Video game maker Activision Blizzard lost 7.5 percent to $72.36 and Apple fell 2.5 percent to $215.77.

The stocks that have held up the best include utility and household products companies. They don’t depend as much on economic growth, as consumers are likely to use about the same amount of electricity and buy the same amount of toilet paper or cereal regardless of the state of the economy.

The recent gains for those stocks is notable because the market’s slump began when interest rates started rising quickly. Utility companies and other defensive stocks often struggle when interest rates are rising. The companies are known for paying big dividends, similar to bonds, so when rates rise, investors often sell those stocks and buy bonds instead.

Carey Hall said that if the economy keeps growing and interest rates rise, investors might not want to choose between growth-oriented stocks or defensive ones. She said companies in the middle might do best, as some industrials, banks and older technology companies could perform better as the economy keeps growing, but they also have enough financial flexibility to raise their dividends.

OVERSEAS: European leaders expressed concern about the Italian government’s plans to increase spending and widen its budget deficit. European Union budget chief Pierre Moscovici told Italy’s economic minister that the government’s plans make it unlikely that Italy will be able to reduce its public debt to levels agreed upon by EU countries.
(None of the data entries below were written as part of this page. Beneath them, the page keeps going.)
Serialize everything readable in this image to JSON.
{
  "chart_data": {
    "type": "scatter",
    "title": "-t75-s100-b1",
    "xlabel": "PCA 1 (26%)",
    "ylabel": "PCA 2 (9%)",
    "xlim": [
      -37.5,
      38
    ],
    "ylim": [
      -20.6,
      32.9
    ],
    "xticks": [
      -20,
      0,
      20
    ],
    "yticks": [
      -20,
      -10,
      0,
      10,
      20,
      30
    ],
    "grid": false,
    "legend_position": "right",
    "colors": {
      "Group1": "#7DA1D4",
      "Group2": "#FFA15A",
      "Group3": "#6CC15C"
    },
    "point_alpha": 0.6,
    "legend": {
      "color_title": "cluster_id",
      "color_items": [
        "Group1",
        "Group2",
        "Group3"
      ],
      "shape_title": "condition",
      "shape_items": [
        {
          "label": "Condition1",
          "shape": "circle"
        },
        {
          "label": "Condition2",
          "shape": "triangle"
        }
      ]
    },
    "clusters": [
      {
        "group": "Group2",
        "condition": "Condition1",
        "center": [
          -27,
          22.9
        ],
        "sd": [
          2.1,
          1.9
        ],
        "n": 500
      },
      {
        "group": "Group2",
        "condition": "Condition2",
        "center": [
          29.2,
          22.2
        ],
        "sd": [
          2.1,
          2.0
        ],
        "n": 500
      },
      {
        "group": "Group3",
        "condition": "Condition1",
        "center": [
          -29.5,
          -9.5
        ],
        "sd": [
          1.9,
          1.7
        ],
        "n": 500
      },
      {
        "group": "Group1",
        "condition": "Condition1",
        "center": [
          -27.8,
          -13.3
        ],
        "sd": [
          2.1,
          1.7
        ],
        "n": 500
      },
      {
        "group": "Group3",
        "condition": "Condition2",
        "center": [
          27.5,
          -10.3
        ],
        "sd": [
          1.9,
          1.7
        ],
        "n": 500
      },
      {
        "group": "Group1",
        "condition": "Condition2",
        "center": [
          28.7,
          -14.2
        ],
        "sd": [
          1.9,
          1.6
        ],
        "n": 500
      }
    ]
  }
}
Italy’s FTSE MIB dropped 1.9 percent and Italian government bond prices dropped again, sending yields to their highest levels since February of 2014. Germany’s DAX dipped 1.1 percent. The French CAC 40 lost 0.5 percent and the FTSE 100 in Britain slipped 0.4 percent.

Japan’s Nikkei 225 index sank 0.8 percent and the Kospi in South Korea lost 0.9 percent. Hong Kong’s Hang Seng index was little changed, and remained near its lowest level since May 2017.

ENERGY: The price of U.S. crude oil lost 1.6 percent to $68.65 per barrel in New York, its lowest in a month. Brent crude, the international standard, lost 0.9 percent to $79.29 per barrel in London.

Wholesale gasoline fell 1.4 percent to $1.89 a gallon. Heating oil slid 0.7 percent to $2.29 a gallon. Natural gas dropped 3.7 percent to $3.20 per 1,000 cubic feet.

METALS: Gold rose 0.2 percent to $1,230.10 an ounce. Silver fell 0.4 percent to $14.60 an ounce. Copper lost 1.1 percent to $2.75 a pound.

CURRENCIES: The dollar dipped to 112.20 yen from 112.49 yen. The euro fell to $1.1465 from $1.1507.